Practical interpretation tips

1. Start with E-values but check bit scores

   • Use an E-value threshold (e.g., 1e-3) to filter candidates, then use bit scores and alignment quality to rank and confirm.

2. Prefer domain-level E-values for multi-domain proteins

   • A sequence may have a significant full-sequence E-value due to one strong domain; verify each reported domain with its domain E-values.

3. Watch for composition bias

   • If bias is high, examine the alignment; low-complexity regions (repeats, poly-A/G stretches) can inflate scores.

4. Check coverage and conserved motifs

   • Confirm that key conserved residues, motifs, or catalytic residues are present and aligned properly within the domain coordinates.

5. Use bit score differences for model-specific ranking

   • When comparing multiple sequence hits to the same HMM, rank by bit score rather than E-value for consistency across database sizes.

6. Consider database size and search type

   • E-values scale with database size. For very large databases use more stringent cutoffs. Per-domain and per-sequence E-values differ—choose based on your aim.

7. Manual inspection of borderline hits

   • For hits near the threshold, manually inspect alignments, domain boundaries, and biological plausibility (species, domain architecture).

8. Combine HMMER with other evidence

   • Use complementary tools (BLAST, InterPro, structural prediction, phylogenetics) when function inference is critical.

Example 1 — Single-domain protein (hmmscan output)

• Observed: model X hits sequence A with full E-value 2e-20, full bit 150, domain i-Evalue 1e-21, bias 0.0, domain covers residues 45–230 and includes the catalytic Lys at alignment position 110 with high posterior probability.
• Interpretation: strong, confident match. Low E-values and high bits indicate true homology; presence of conserved catalytic residue and good coverage confirm functional annotation.
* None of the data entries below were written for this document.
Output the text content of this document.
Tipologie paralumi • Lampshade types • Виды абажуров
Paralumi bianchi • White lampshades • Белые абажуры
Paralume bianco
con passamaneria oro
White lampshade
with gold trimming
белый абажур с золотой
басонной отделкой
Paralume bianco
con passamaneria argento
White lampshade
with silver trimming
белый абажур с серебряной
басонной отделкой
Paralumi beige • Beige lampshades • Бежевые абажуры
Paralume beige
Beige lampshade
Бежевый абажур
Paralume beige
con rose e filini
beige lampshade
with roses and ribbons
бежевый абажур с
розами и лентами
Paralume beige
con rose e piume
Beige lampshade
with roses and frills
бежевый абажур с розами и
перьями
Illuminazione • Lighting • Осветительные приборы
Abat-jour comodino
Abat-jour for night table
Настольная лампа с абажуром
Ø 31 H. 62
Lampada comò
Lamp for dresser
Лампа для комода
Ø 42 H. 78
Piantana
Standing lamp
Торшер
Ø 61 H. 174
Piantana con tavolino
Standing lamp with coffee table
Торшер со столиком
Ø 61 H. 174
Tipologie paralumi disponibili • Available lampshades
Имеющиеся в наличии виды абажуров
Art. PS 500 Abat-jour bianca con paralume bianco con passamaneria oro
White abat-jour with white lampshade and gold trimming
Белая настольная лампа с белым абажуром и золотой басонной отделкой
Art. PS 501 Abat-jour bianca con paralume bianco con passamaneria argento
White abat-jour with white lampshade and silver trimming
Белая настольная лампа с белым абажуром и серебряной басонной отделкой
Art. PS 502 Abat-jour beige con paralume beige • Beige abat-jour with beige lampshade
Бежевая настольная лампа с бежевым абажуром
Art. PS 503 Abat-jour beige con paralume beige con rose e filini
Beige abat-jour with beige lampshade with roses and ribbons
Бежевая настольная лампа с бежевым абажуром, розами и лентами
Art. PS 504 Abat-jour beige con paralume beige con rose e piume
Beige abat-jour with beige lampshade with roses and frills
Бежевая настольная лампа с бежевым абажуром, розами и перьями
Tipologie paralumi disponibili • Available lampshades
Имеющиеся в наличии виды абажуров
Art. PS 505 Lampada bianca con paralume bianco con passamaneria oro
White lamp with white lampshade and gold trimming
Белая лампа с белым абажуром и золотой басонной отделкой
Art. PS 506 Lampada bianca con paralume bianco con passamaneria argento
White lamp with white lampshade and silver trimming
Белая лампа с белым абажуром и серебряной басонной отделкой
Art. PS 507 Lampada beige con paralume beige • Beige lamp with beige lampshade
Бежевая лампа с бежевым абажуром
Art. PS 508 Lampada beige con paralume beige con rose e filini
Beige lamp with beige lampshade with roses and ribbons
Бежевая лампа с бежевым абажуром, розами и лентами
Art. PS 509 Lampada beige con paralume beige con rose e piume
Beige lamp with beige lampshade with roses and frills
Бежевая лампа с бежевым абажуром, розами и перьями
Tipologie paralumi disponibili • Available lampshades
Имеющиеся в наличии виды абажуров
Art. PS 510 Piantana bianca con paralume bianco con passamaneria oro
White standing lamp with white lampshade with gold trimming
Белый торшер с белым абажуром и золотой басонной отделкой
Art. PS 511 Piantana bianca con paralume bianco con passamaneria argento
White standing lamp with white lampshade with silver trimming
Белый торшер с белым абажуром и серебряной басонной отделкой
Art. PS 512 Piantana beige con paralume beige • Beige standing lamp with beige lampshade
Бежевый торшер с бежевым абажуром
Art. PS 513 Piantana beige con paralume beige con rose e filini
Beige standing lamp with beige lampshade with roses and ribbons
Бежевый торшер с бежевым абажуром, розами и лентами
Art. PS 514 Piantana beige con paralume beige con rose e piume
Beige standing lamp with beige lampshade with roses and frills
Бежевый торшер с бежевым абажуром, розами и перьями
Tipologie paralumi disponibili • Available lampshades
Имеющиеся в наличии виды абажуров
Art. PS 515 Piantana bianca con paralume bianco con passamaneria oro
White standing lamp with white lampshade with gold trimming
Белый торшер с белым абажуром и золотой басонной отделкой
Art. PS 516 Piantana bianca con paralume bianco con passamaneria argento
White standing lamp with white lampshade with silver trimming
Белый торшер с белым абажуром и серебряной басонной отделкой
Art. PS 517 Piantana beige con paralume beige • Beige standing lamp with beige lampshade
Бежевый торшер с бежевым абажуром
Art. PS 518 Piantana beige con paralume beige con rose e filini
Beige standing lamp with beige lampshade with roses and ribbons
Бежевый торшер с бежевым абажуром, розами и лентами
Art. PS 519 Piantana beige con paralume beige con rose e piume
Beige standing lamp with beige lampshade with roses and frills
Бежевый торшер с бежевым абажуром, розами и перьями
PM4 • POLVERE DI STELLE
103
Example 2 — Multi-domain protein with one strong and one weak hit

• Observed: sequence B has two domain hits to model Y: domain1 i-Evalue 1e-50 (bit 300), domain2 i-Evalue 0.05 (bit 12), domain2 bias 8.0.
• Interpretation: domain1 is a clear match. Domain2 is borderline and affected by bias — likely false positive or low-complexity-driven. Manual inspection required; consider trimming low-complexity regions and re-running.

Example 3 — Short, borderline match (hmmsearch)

• Observed: short sequence C returns a full E-value 0.2, full bit 8, high posterior uncertainty across alignment.
• Interpretation: likely spurious. Short sequences produce unreliable scores; require corroborating evidence (conserved motif, synteny, experimental data) before accepting.

Quick checklist before accepting a hit

• E-value below your project cutoff (e.g., 1e-3 for high confidence).
• Bit score substantially above background for that model.
• Low bias value.
• Good coverage of the domain and presence of conserved residues/motifs.
• Consistent domain architecture with known homologs.
• Manual alignment inspection for borderline cases.

Commands and output options to help interpretation

• Use –domtblout for easy parsing of per-domain results (tabular).
• Use –tblout for sequence-level summaries.
• Add –noali to skip verbose alignments when only tabular results are needed.
• Use –cut_ga, –cut_tc or –cut_nc when using models with curated thresholds to apply trusted cutoffs.

Summary

Interpretation of HMMER output combines automated thresholds (E-values, bit scores) with biological judgment (domain coverage, conserved residues, composition bias). Favor domain-level metrics for multi-domain proteins, beware of biased sequences, and manually inspect borderline hits or use complementary evidence to confirm functional assignments.